Transit advocates persuasively argued that, due to youth, age, or disabilities, some people were simply unable to drive. Society owed these people as much mobility as the auto offered everyone else, so society should subsidize transit. But behind this argument lurked a belief that mass transit was better than personal autos and that we would all be better off if we could go back to the late-nineteenth century when most cities had streetcars but no one yet had cars.

The belief alluded to in the second sentence above does not include the idea that no one would be allowed to have autos but does provide for the choice to use one or the other, and even both.

It is the claims of social engineering against the automobile and its elimination from cities that fuels the rhetoric of today's battles.
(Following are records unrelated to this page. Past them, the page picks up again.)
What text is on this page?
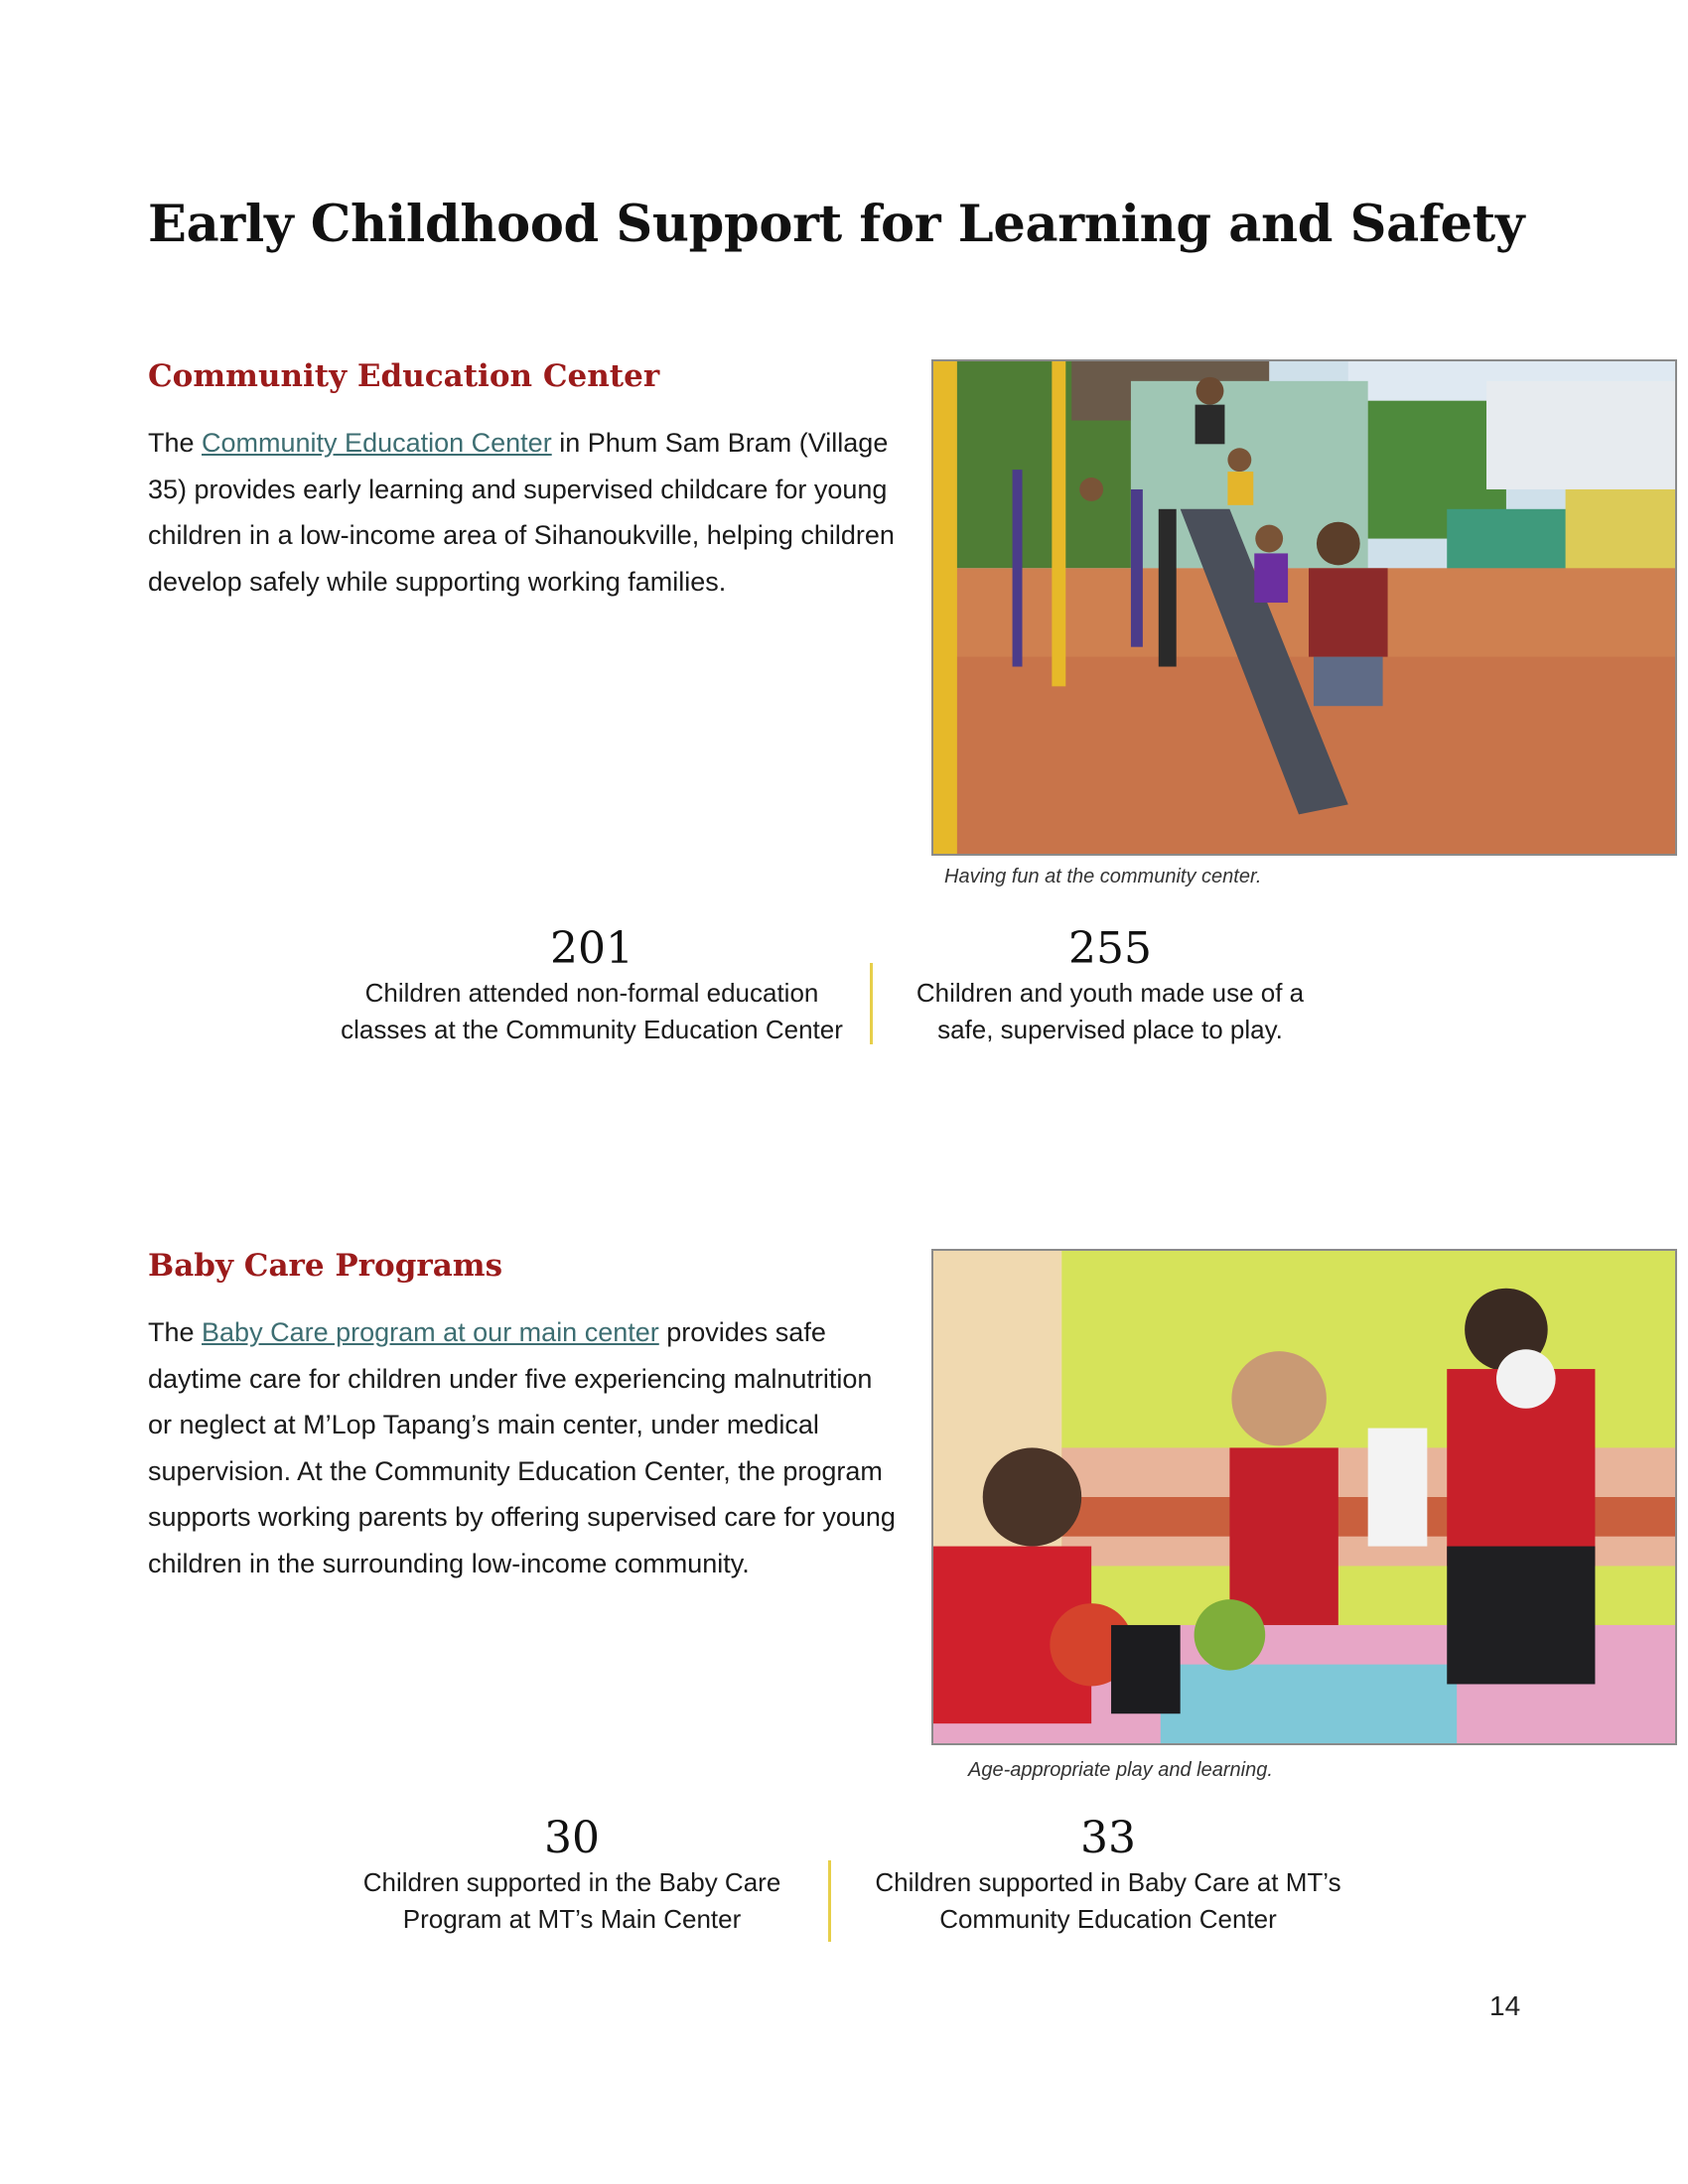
Early Childhood Support for Learning and Safety
Community Education Center

The Community Education Center in Phum Sam Bram (Village 35) provides early learning and supervised childcare for young children in a low-income area of Sihanoukville, helping children develop safely while supporting working families.

Having fun at the community center.

201
Children attended non-formal education classes at the Community Education Center
255
Children and youth made use of a safe, supervised place to play.
Baby Care Programs

The Baby Care program at our main center provides safe daytime care for children under five experiencing malnutrition or neglect at M’Lop Tapang’s main center, under medical supervision. At the Community Education Center, the program supports working parents by offering supervised care for young children in the surrounding low-income community.

Age-appropriate play and learning.

30
Children supported in the Baby Care Program at MT’s Main Center
33
Children supported in Baby Care at MT’s Community Education Center
14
These claims may work in other communities, but Lexington is not actively working to eliminate the automobile. What we would like to do is balance the equation a bit and fund all modes on a more reasonable level.

All of America is not “at war” with the automobile, in fact most of us revere our car more that most all that we own.

The family car used to sit “out back” either in the driveway or in the garage. The garage was a small wooden shed type structure, unheated in the winter, some distance from the house and usually neglected to the point that it sometimes barely stood up by itself. Today it sits proudly on the driveway in front of the house, guarding the wide overhead door which dominates most facades and proclaims to all comers “our homes may be on par with each other, but I am the status symbol that you should be impressed with”. In the '50s, the good car was kept in the garage while the old workhorse auto was left in the drive or on the street and today it is the work vehicle that is hidden in the back and the show car on display. Americans love their cars.

American's buy cars, primarily due to marketing(another type of social engineering), not because they need to get from point “A” to point “B”, but to show just how far they have progressed up the social ladder. Today's autos are tricked out with so many extras, most of which we don't need, some we don't use and a few that we just don't know about, yet we buy them(at premium prices) because those just one step up the economic ladder have them. We buy cars that can go 130 mph. and are limited to 35 – 45 on most urban roadways. We buy cars with four wheel drive and never go off-road. We buy cars with all the comforts of our living rooms so that the 25 minute commutes will not inconvenience us and then use it less than 1/10 of the day on average.

It will not be the government planners or the social engineers who will wage the “war” on the driving habits of the American public. Most likely it will be those whom we have willingly thrown our support behind and our now hard earned money toward, the auto and petroleum corporations which have enticed us into this mess where we now find ourselves.

Where do you see yourself in the next stage of the situation?